André Viola, porte-parole de CGLU pour l’eau et l’assainissement, a affirmé le rôle central des gouvernements locaux et régionaux en déclarant : « Nous jouons un rôle crucial dans la garantie de l’accès universel à l’eau, en tant qu’acteurs principaux au niveau local et responsables de la planification, de la mise en œuvre et de la gestion des services liés à l’eau et à l’assainissement, et nous devons être reconnus en tant que tels ».
Principales attentes et perspectives régionales en matière de gouvernance de l’eau au Forum mondial de l’eau
Parmi les temps forts de la Journée des Gouvernements Locaux et Régionaux, il était essentiel de consacrer un segment aux principales attentes des membres et sections de CGLU concernant le 10ème Forum mondial de l’eau.

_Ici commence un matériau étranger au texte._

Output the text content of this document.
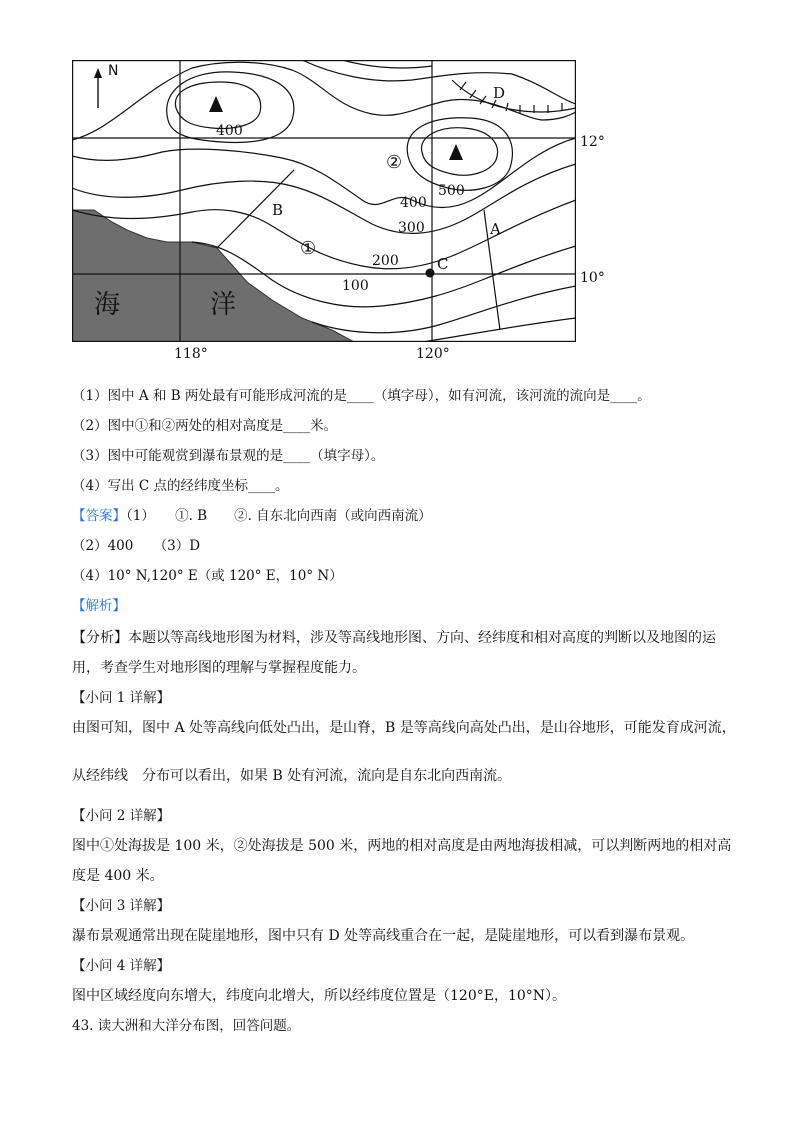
N
400
500
400
300
200
100
A
B
C
D
①
②
海	洋
12°
10°
118°	120°
（1）图中 A 和 B 两处最有可能形成河流的是____（填字母），如有河流，该河流的流向是____。
（2）图中①和②两处的相对高度是____米。
（3）图中可能观赏到瀑布景观的是____（填字母）。
（4）写出 C 点的经纬度坐标____。
【答案】（1）　　①. B　　②. 自东北向西南（或向西南流）
（2）400　　（3）D
（4）10° N,120° E（或 120° E，10° N）
【解析】
【分析】本题以等高线地形图为材料，涉及等高线地形图、方向、经纬度和相对高度的判断以及地图的运
用，考查学生对地形图的理解与掌握程度能力。
【小问 1 详解】
由图可知，图中 A 处等高线向低处凸出，是山脊，B 是等高线向高处凸出，是山谷地形，可能发育成河流，
从经纬线　分布可以看出，如果 B 处有河流，流向是自东北向西南流。
【小问 2 详解】
图中①处海拔是 100 米，②处海拔是 500 米，两地的相对高度是由两地海拔相减，可以判断两地的相对高
度是 400 米。
【小问 3 详解】
瀑布景观通常出现在陡崖地形，图中只有 D 处等高线重合在一起，是陡崖地形，可以看到瀑布景观。
【小问 4 详解】
图中区域经度向东增大，纬度向北增大，所以经纬度位置是（120°E，10°N）。
43. 读大洲和大洋分布图，回答问题。
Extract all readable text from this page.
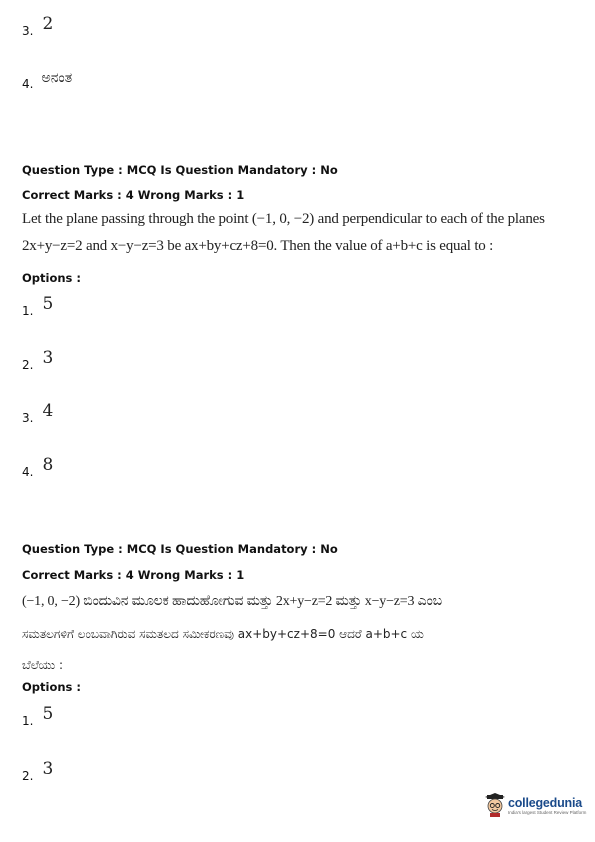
3. 2
4. ಅನಂತ
Question Type : MCQ Is Question Mandatory : No
Correct Marks : 4 Wrong Marks : 1
Let the plane passing through the point (−1, 0, −2) and perpendicular to each of the planes
2x+y−z=2 and x−y−z=3 be ax+by+cz+8=0. Then the value of a+b+c is equal to :
Options :
1. 5
2. 3
3. 4
4. 8
Question Type : MCQ Is Question Mandatory : No
Correct Marks : 4 Wrong Marks : 1
(−1, 0, −2) ಬಿಂದುವಿನ ಮೂಲಕ ಹಾದುಹೋಗುವ ಮತ್ತು 2x+y−z=2 ಮತ್ತು x−y−z=3 ಎಂಬ
ಸಮತಲಗಳಿಗೆ ಲಂಬವಾಗಿರುವ ಸಮತಲದ ಸಮೀಕರಣವು ax+by+cz+8=0 ಆದರೆ a+b+c ಯ
ಬೆಲೆಯು :
Options :
1. 5
2. 3
collegedunia
India's largest Student Review Platform
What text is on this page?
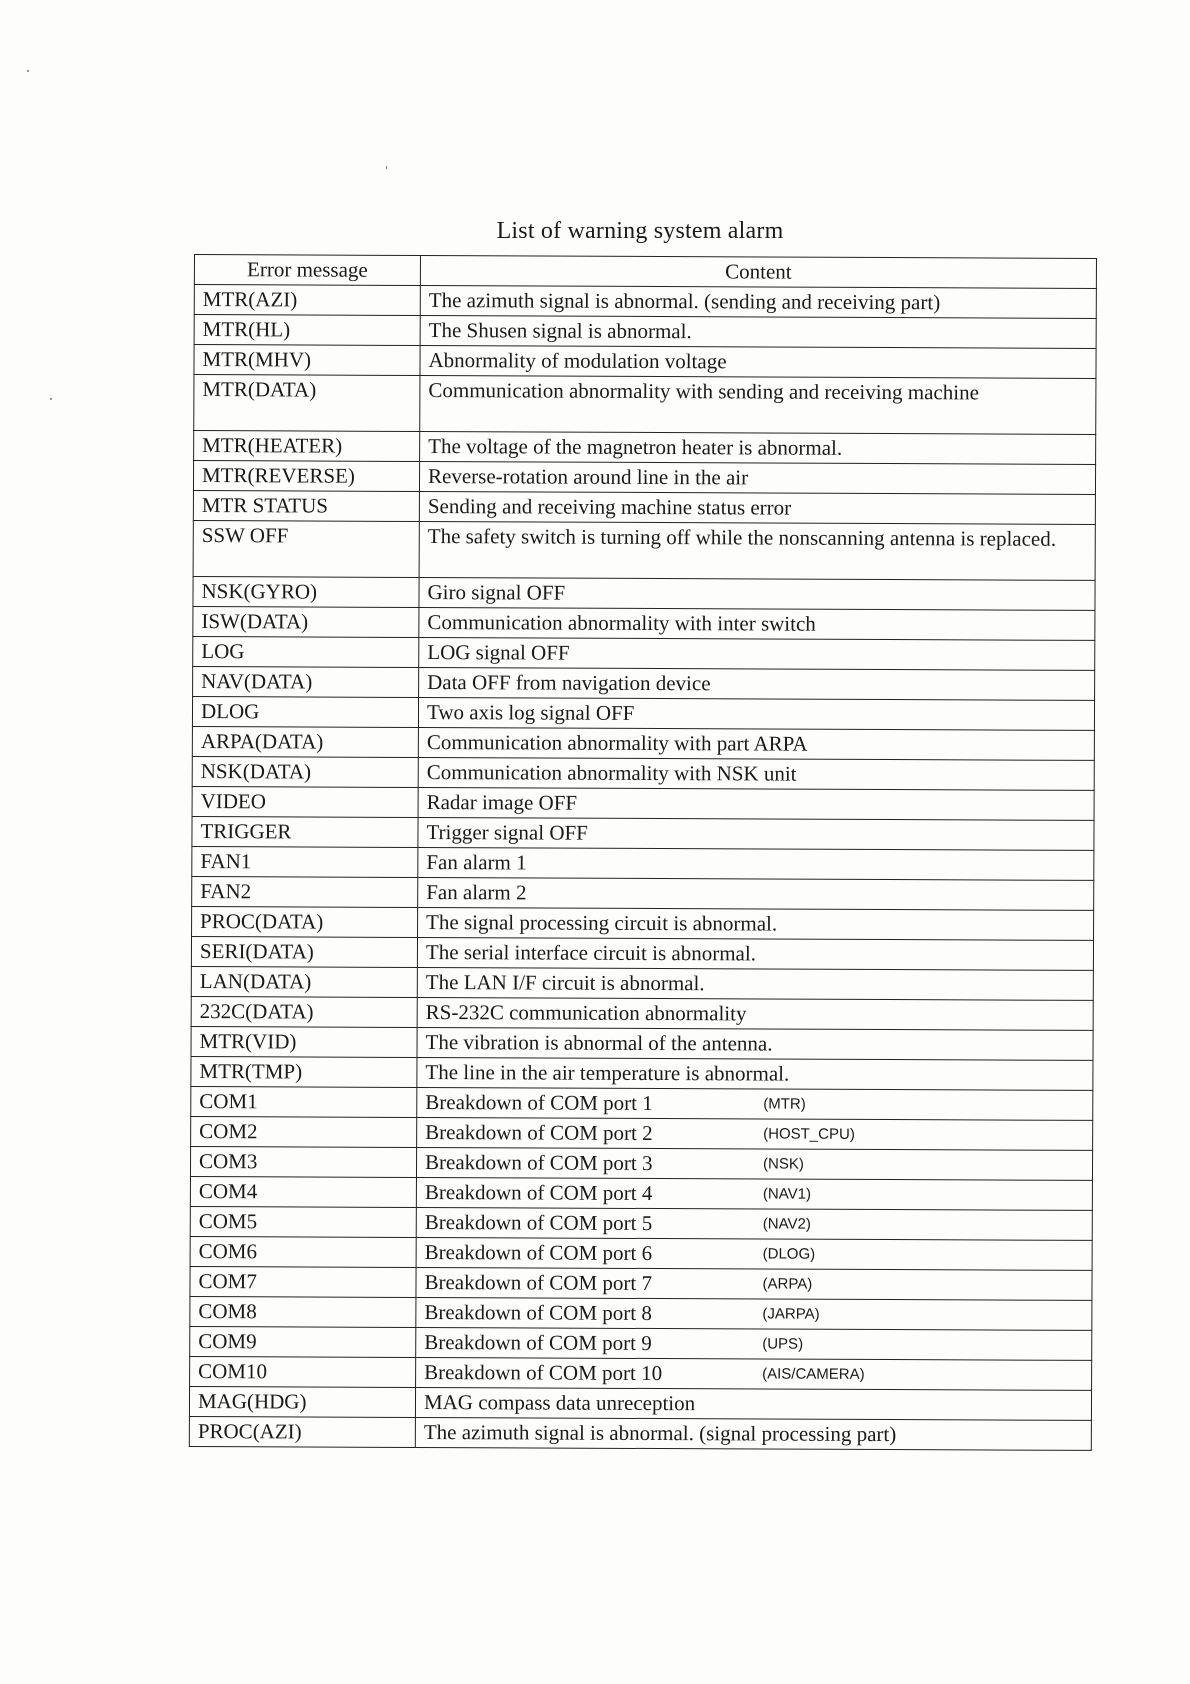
List of warning system alarm
Error message	Content
MTR(AZI)	The azimuth signal is abnormal. (sending and receiving part)
MTR(HL)	The Shusen signal is abnormal.
MTR(MHV)	Abnormality of modulation voltage
MTR(DATA)	Communication abnormality with sending and receiving machine
MTR(HEATER)	The voltage of the magnetron heater is abnormal.
MTR(REVERSE)	Reverse-rotation around line in the air
MTR STATUS	Sending and receiving machine status error
SSW OFF	The safety switch is turning off while the nonscanning antenna is replaced.
NSK(GYRO)	Giro signal OFF
ISW(DATA)	Communication abnormality with inter switch
LOG	LOG signal OFF
NAV(DATA)	Data OFF from navigation device
DLOG	Two axis log signal OFF
ARPA(DATA)	Communication abnormality with part ARPA
NSK(DATA)	Communication abnormality with NSK unit
VIDEO	Radar image OFF
TRIGGER	Trigger signal OFF
FAN1	Fan alarm 1
FAN2	Fan alarm 2
PROC(DATA)	The signal processing circuit is abnormal.
SERI(DATA)	The serial interface circuit is abnormal.
LAN(DATA)	The LAN I/F circuit is abnormal.
232C(DATA)	RS-232C communication abnormality
MTR(VID)	The vibration is abnormal of the antenna.
MTR(TMP)	The line in the air temperature is abnormal.
COM1	Breakdown of COM port 1 (MTR)
COM2	Breakdown of COM port 2 (HOST_CPU)
COM3	Breakdown of COM port 3 (NSK)
COM4	Breakdown of COM port 4 (NAV1)
COM5	Breakdown of COM port 5 (NAV2)
COM6	Breakdown of COM port 6 (DLOG)
COM7	Breakdown of COM port 7 (ARPA)
COM8	Breakdown of COM port 8 (JARPA)
COM9	Breakdown of COM port 9 (UPS)
COM10	Breakdown of COM port 10 (AIS/CAMERA)
MAG(HDG)	MAG compass data unreception
PROC(AZI)	The azimuth signal is abnormal. (signal processing part)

Lors du Forum mondial de l’eau, CGLU a présenté les résultats des consultations régionales menées avec toutes les sections régionales de CGLU lors de la session « Retours sur les consultations régionales » organisée pendant le Forum des GLR. Ces consultations étaient basées sur une Déclaration diffusée auprès de nos membres afin d’informer les débats et la stratégie à long terme de CGLU sur les questions liées à l’eau. Soulignant la participation de CGLU au forum, la session a présenté les points de vue des principales grandes régions : l’Europe, représentée par M. André Viola, la Méditerranée, représentée par M. Oriol Illa Garcia, l’Amérique du Sud, représentée par M. Sergio Arredondo, et l’Afrique, représentée par M. Jean-Pierre Elong Mbassi, Secrétaire général de CGLU Afrique et M. Mohamed Sefiani, Maire de Chefchaouen.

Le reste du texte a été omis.